The dot product, also known as the scalar product, is a fundamental way to multiply two vectors. This operation combines two vectors to produce a single scalar quantity. To compute the dot product, you multiply each pair of corresponding components of the vectors and then sum these products. For example, if you have two vectors

• \( \mathbf{a} = a_1 \mathbf{i} + a_2 \mathbf{j} \)
• \( \mathbf{b} = b_1 \mathbf{i} + b_2 \mathbf{j} \)

Then the dot product \( \mathbf{a} \cdot \mathbf{b} \) is:

• \( a_1 \, b_1 + a_2 \, b_2 \)

If one of the vectors is missing a component, as in our example where \( \mathbf{v} = -6 \mathbf{i} \), then that component is treated as zero, simplifying the dot product calculation. Hence, only the relevant non-zero components are multiplied together.

Vectors are mathematical objects that have both magnitude and direction. They can be represented in terms of their components along different axes. For instance, in two dimensions, vectors are typically expressed in terms of the unit vectors \( \mathbf{i} \) and \( \mathbf{j} \), which represent the x and y axes, respectively.

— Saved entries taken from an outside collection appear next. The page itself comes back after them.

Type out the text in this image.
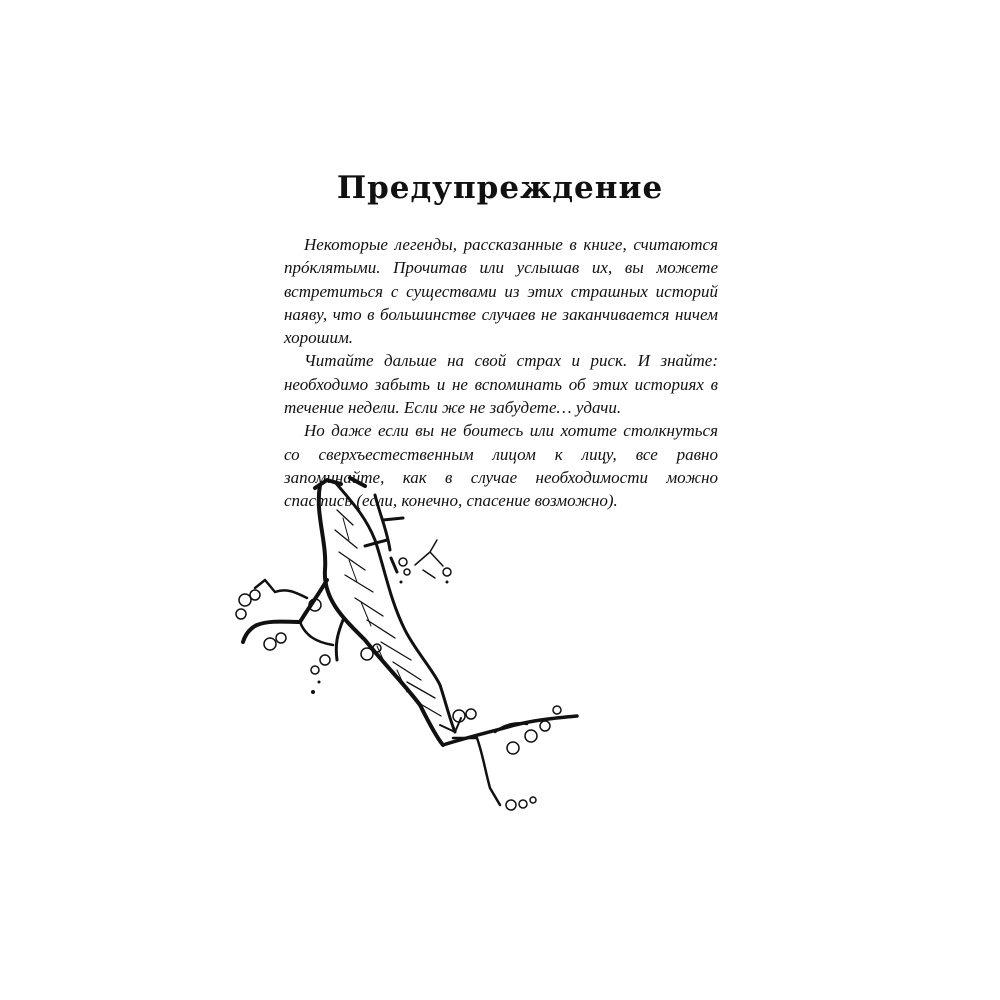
Предупреждение

Некоторые легенды, рассказанные в книге, считаются прóклятыми. Прочитав или услышав их, вы можете встретиться с существами из этих страшных историй наяву, что в большинстве случаев не заканчивается ничем хорошим.

Читайте дальше на свой страх и риск. И знайте: необходимо забыть и не вспоминать об этих историях в течение недели. Если же не забудете… удачи.

Но даже если вы не боитесь или хотите столкнуться со сверхъестественным лицом к лицу, все равно запоминайте, как в случае необходимости можно спастись (если, конечно, спасение возможно).
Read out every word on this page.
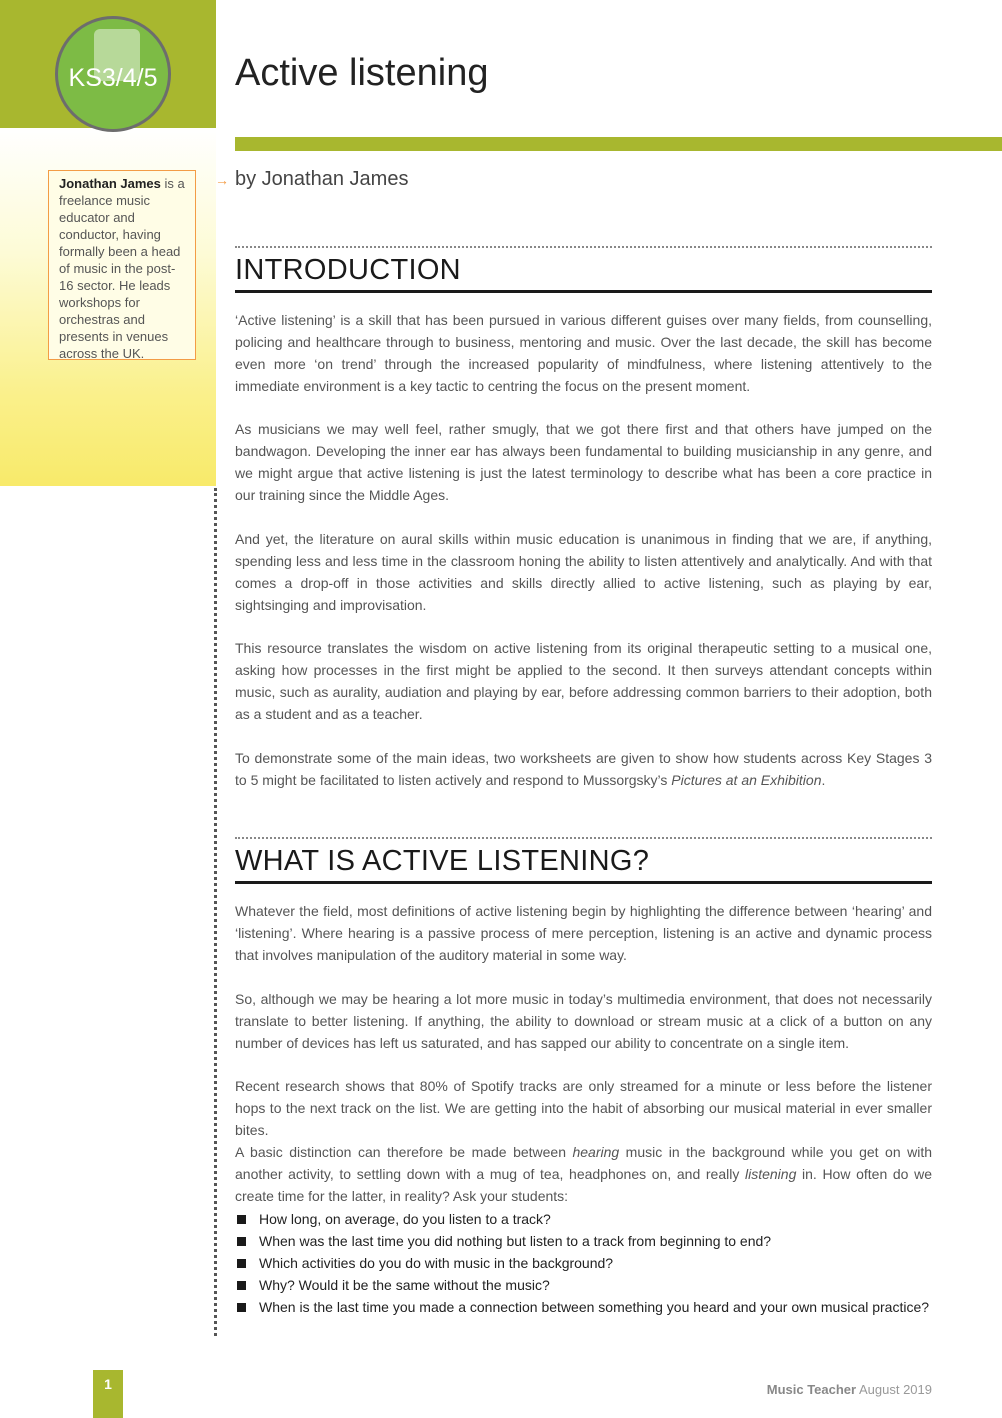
KS3/4/5 Active listening
Jonathan James is a freelance music educator and conductor, having formally been a head of music in the post-16 sector. He leads workshops for orchestras and presents in venues across the UK.
→ by Jonathan James
INTRODUCTION

‘Active listening’ is a skill that has been pursued in various different guises over many fields, from counselling, policing and healthcare through to business, mentoring and music. Over the last decade, the skill has become even more ‘on trend’ through the increased popularity of mindfulness, where listening attentively to the immediate environment is a key tactic to centring the focus on the present moment.

As musicians we may well feel, rather smugly, that we got there first and that others have jumped on the bandwagon. Developing the inner ear has always been fundamental to building musicianship in any genre, and we might argue that active listening is just the latest terminology to describe what has been a core practice in our training since the Middle Ages.

And yet, the literature on aural skills within music education is unanimous in finding that we are, if anything, spending less and less time in the classroom honing the ability to listen attentively and analytically. And with that comes a drop-off in those activities and skills directly allied to active listening, such as playing by ear, sightsinging and improvisation.

This resource translates the wisdom on active listening from its original therapeutic setting to a musical one, asking how processes in the first might be applied to the second. It then surveys attendant concepts within music, such as aurality, audiation and playing by ear, before addressing common barriers to their adoption, both as a student and as a teacher.

To demonstrate some of the main ideas, two worksheets are given to show how students across Key Stages 3 to 5 might be facilitated to listen actively and respond to Mussorgsky’s Pictures at an Exhibition.

WHAT IS ACTIVE LISTENING?

Whatever the field, most definitions of active listening begin by highlighting the difference between ‘hearing’ and ‘listening’. Where hearing is a passive process of mere perception, listening is an active and dynamic process that involves manipulation of the auditory material in some way.

So, although we may be hearing a lot more music in today’s multimedia environment, that does not necessarily translate to better listening. If anything, the ability to download or stream music at a click of a button on any number of devices has left us saturated, and has sapped our ability to concentrate on a single item.

Recent research shows that 80% of Spotify tracks are only streamed for a minute or less before the listener hops to the next track on the list. We are getting into the habit of absorbing our musical material in ever smaller bites.

A basic distinction can therefore be made between hearing music in the background while you get on with another activity, to settling down with a mug of tea, headphones on, and really listening in. How often do we create time for the latter, in reality? Ask your students:

How long, on average, do you listen to a track?
When was the last time you did nothing but listen to a track from beginning to end?
Which activities do you do with music in the background?
Why? Would it be the same without the music?
When is the last time you made a connection between something you heard and your own musical practice?
1	Music Teacher August 2019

• \( \mathbf{u} = -3k \mathbf{i} + 2 \mathbf{j} \)
• \( \mathbf{v} = -6 \mathbf{i} \)

In the above vectors, the coefficients of \( \mathbf{i} \) and \( \mathbf{j} \) are called components. These components determine the direction and length of the vector in each particular axis.
In our example, vector \( \mathbf{u} \) has both an \( \mathbf{i} \) component and a \( \mathbf{j} \) component, whereas \( \mathbf{v} \) only has an \( \mathbf{i} \) component. Understanding vector components is crucial for tasks such as calculating the dot product or determining if two vectors are orthogonal.

Equations are mathematical statements that assert the equality of two expressions. Solving an equation involves finding the values of unknown variables that make the equation true. In algebra, this often involves isolating the variable on one side of the equation.
In the step-by-step solution to our exercise, we had the equation

• \( 18k = 0 \)

This equation results from setting the dot product of two orthogonal vectors equal to zero. To solve \( 18k = 0 \), you isolate \( k \) by dividing both sides by 18:

• \( k = \frac{0}{18} = 0 \)

The solution \( k = 0 \) indicates the specific condition under which the vectors \( \mathbf{u} \) and \( \mathbf{v} \) become orthogonal. This reflects the importance of solving equations in vector analysis and in finding particular geometric conditions like orthogonality.